Item Reference Code: 102_21A_012_001

Date(s) of creation

August 20, 1945

Recipient

Frank Lloyd Wright

Transcript

The next year, Wright sent AR a copy of his book When Democracy Builds and inscribed it: “To Ayn Rand, who seems so much more successful with fiction than I am with fact.”

10,000 Tampa Avenue
Chatsworth, California

August 20, 1945

Dear Mr. Wright:

Thank you. I would like to think that you know how much it meant to me—receiving a book of yours from you. I look at your signature—and think that life is seldom as properly and wonderfully dramatic as this. You told me once that I couldn’t have suffered enough to write about integrity. I think I have—and this was one of my nicest rewards.

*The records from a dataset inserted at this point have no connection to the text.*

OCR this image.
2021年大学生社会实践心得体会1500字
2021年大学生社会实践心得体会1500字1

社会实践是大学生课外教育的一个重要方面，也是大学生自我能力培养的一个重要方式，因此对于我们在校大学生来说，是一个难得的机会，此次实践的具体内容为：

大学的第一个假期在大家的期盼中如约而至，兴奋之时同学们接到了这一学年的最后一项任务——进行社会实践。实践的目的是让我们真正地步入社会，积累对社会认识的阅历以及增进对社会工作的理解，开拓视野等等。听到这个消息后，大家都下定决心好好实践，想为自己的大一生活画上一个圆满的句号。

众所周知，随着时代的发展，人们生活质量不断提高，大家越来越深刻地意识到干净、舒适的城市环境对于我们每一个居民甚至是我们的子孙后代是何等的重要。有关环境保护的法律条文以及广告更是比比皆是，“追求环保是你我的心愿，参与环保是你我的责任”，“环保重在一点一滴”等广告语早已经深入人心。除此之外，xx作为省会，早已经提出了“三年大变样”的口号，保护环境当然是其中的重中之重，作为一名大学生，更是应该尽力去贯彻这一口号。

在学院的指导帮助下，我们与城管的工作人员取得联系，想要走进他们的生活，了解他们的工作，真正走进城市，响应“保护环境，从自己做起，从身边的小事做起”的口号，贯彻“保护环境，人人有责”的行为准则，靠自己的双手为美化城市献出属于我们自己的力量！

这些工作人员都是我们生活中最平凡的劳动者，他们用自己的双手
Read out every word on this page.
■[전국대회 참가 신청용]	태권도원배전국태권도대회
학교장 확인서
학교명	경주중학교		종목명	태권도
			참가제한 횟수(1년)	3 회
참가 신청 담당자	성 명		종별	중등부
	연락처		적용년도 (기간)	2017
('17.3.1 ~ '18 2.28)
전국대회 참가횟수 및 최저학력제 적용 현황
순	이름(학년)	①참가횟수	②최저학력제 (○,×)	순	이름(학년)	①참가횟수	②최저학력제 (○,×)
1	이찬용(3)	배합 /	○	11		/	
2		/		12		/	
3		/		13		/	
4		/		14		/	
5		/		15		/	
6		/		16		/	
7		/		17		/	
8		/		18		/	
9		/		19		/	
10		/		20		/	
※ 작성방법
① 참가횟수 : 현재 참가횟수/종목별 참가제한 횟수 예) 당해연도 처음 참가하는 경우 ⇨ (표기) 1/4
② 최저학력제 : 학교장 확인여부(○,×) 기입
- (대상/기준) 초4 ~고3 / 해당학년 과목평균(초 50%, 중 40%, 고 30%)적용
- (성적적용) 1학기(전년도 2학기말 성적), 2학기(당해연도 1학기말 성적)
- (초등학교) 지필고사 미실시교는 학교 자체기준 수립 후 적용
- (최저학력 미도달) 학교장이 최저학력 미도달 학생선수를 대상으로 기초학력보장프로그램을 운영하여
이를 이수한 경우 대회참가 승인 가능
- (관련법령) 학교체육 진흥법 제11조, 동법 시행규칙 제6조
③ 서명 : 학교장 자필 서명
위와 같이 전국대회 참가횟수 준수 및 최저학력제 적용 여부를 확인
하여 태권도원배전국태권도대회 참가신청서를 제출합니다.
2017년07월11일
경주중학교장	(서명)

As to your inscription, I would like to say that I have never known any facts as magnificently successful as Frank Lloyd Wright buildings. So that if I succeeded with fiction, it was in great measure because these facts helped me to believe in man’s creative faculty.

I am leaving for New York on September 5th, for a month’s vacation. While there, I intend to buy land for a Frank Lloyd Wright house of my own. May I come to see you and to discuss it with you while I am in the East? If you will be at Taliesin at that time and if it is convenient for you, I should like to make the trip there. I should like very much to see you again.